Sehingga menurut Bhima bisa saja yang tadinya masyarakat ini mampu menyisihkan uangnya untuk membeli kebutuhan tersiernya, ataupun mulai mengambil cicilan rumah, dan lain sebagainya justru mulai berhemat dan dikalahkan kebutuhan tersebut untuk belanja BBM.
"Imbasnya apa? Permintaan industri manufaktur bisa terpukul, serapan tenaga kerja bisa terganggu. Dan target-target pemulihan ekonomi pemerintah bisa buyar," kata Bhima.
Sehingga pada akhirnya daya beli masyarakat turun tajam, serapan tenaga berkurang, bahkan menurut Bhima Indonesia bisa menyusul negara lainnya yang masuk ke fase stagflasi.

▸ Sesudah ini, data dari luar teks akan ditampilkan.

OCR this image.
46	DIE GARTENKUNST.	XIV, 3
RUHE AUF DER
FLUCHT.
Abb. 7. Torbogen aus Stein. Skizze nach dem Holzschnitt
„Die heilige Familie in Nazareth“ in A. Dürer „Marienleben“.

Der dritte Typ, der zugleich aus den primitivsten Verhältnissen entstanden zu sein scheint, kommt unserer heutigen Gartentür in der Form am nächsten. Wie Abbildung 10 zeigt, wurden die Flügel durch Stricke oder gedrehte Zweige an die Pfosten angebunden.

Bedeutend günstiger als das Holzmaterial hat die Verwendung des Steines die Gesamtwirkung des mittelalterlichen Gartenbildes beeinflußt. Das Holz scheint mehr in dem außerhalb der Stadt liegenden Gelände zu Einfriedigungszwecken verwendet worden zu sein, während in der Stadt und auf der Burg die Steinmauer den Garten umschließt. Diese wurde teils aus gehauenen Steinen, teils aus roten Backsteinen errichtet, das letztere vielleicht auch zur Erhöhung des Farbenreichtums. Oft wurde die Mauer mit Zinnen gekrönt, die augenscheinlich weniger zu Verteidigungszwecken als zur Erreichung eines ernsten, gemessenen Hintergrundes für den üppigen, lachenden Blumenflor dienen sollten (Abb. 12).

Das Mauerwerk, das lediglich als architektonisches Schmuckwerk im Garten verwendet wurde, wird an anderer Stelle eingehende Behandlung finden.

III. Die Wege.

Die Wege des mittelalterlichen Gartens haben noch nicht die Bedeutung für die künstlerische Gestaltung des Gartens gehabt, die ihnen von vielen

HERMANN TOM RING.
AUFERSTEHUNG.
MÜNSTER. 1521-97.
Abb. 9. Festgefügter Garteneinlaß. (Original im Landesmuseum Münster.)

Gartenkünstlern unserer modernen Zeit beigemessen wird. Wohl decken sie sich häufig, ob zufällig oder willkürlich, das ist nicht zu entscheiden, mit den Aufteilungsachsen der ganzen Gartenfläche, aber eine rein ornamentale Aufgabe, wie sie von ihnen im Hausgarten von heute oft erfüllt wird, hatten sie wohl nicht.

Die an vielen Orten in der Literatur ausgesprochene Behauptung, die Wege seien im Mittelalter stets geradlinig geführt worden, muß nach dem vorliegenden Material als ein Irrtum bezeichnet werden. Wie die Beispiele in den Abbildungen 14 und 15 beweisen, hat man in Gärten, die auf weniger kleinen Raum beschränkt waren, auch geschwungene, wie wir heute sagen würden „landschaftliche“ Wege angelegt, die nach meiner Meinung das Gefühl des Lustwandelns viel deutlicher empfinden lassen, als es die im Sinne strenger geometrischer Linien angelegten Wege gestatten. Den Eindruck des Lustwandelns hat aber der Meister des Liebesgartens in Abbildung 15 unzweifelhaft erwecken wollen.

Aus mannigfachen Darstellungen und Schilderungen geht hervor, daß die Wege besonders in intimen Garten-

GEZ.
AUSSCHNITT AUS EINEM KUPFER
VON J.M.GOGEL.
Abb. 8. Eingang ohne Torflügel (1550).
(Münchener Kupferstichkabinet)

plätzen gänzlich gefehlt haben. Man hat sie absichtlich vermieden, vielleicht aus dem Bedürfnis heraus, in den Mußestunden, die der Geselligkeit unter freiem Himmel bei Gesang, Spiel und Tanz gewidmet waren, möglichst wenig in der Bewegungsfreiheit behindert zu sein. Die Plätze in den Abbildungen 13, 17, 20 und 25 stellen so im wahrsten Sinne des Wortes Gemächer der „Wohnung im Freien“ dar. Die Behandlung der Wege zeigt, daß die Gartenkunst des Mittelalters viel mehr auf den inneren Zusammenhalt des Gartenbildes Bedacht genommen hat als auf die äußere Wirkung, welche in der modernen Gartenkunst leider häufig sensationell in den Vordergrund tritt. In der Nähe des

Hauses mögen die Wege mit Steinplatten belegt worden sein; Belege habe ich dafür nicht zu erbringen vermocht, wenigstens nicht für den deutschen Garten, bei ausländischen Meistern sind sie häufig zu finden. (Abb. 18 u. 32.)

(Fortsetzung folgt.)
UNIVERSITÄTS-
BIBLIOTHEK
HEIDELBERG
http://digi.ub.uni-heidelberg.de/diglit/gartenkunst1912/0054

"Jika inflasi menembus angka yang terlalu tinggi dan serapan tenaga kerja terganggu, Indonesia bisa menyusul negara lain yang masuk fase Stagflasi. Imbas nya bisa 3-5 tahun recovery terganggu akibat daya beli turun tajam," ucapnya.
Bhima menyebutkan masih banyak alternatif yang sebenarnya bisa menjadi opsi pemerintah untuk kembali mengatur porsi dan memilah skala prioritas. Salah satunya dengan tidak memprioritaskan pembangunan infrastruktur sehingga tidak mengorbankan masyarakat.